The Mississippi state flag was taken down Wednesday morning from a group of state flags in front of City Hall because it contains the Confederate emblem, according to Mike Journee, spokesperson for the mayor’s office.
Boise Mayor Dave Bieter asked for the removal after the killing of nine people in a historic black church in Charleston, South Carolina led to wide criticism of the Confederate flag.
Mike Journee, a spokesman for the mayor’s office, said Boise has a strong reputation as welcoming city and one that embraces diversity.
“This flag has been out there for many years The connotation and the understanding of the connotation has changed, especially with recent events,” Journee said.
The flag’s symbolism is not consistent with Boise’s stance as a welcoming community to diverse cultures, Journee said.

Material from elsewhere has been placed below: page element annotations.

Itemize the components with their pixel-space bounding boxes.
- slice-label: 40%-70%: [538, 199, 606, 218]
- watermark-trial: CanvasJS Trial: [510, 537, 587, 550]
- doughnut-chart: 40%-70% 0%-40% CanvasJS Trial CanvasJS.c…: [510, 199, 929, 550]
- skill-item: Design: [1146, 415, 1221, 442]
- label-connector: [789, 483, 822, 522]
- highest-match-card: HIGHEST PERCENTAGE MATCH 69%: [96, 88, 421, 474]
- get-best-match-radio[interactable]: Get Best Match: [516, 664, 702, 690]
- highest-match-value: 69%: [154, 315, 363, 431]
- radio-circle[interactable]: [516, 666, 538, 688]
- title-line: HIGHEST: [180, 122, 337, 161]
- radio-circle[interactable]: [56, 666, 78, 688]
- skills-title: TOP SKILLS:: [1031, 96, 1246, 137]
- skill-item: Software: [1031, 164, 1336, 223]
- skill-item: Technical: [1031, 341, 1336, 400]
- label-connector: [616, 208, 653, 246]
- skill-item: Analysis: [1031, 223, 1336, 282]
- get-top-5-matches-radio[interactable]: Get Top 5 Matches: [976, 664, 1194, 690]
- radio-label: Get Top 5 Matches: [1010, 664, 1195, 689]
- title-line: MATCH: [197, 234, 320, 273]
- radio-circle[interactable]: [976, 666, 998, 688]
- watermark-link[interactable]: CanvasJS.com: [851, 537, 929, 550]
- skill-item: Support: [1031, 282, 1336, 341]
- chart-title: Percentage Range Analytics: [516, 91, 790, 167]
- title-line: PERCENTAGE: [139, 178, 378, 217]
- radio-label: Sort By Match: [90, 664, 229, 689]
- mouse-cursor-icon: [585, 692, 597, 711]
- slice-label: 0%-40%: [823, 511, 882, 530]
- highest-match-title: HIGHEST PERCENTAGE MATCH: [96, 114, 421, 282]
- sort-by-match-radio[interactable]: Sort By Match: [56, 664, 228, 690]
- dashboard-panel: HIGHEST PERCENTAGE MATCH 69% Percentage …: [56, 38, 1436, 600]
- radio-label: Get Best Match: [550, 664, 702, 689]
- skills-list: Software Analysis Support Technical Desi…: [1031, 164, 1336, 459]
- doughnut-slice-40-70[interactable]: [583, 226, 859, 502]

Calls for the removal of Confederate symbols are sweeping the South in the wake of the murder of nine African-Americans at a Bible study gathering in a Charleston, S.C., church. Read this roundup by the Associated Press of what’s been proposed so far.
Mississippi House Speaker Philip Gunn, a Republican, has called for the state to remove the Confederate emblem from the state flag, The Clarion-Ledger reported Tuesday. In 2001, 64 percent of those who voted made the flag with the Confederate emblem the state’s official banner, the newspaper reported.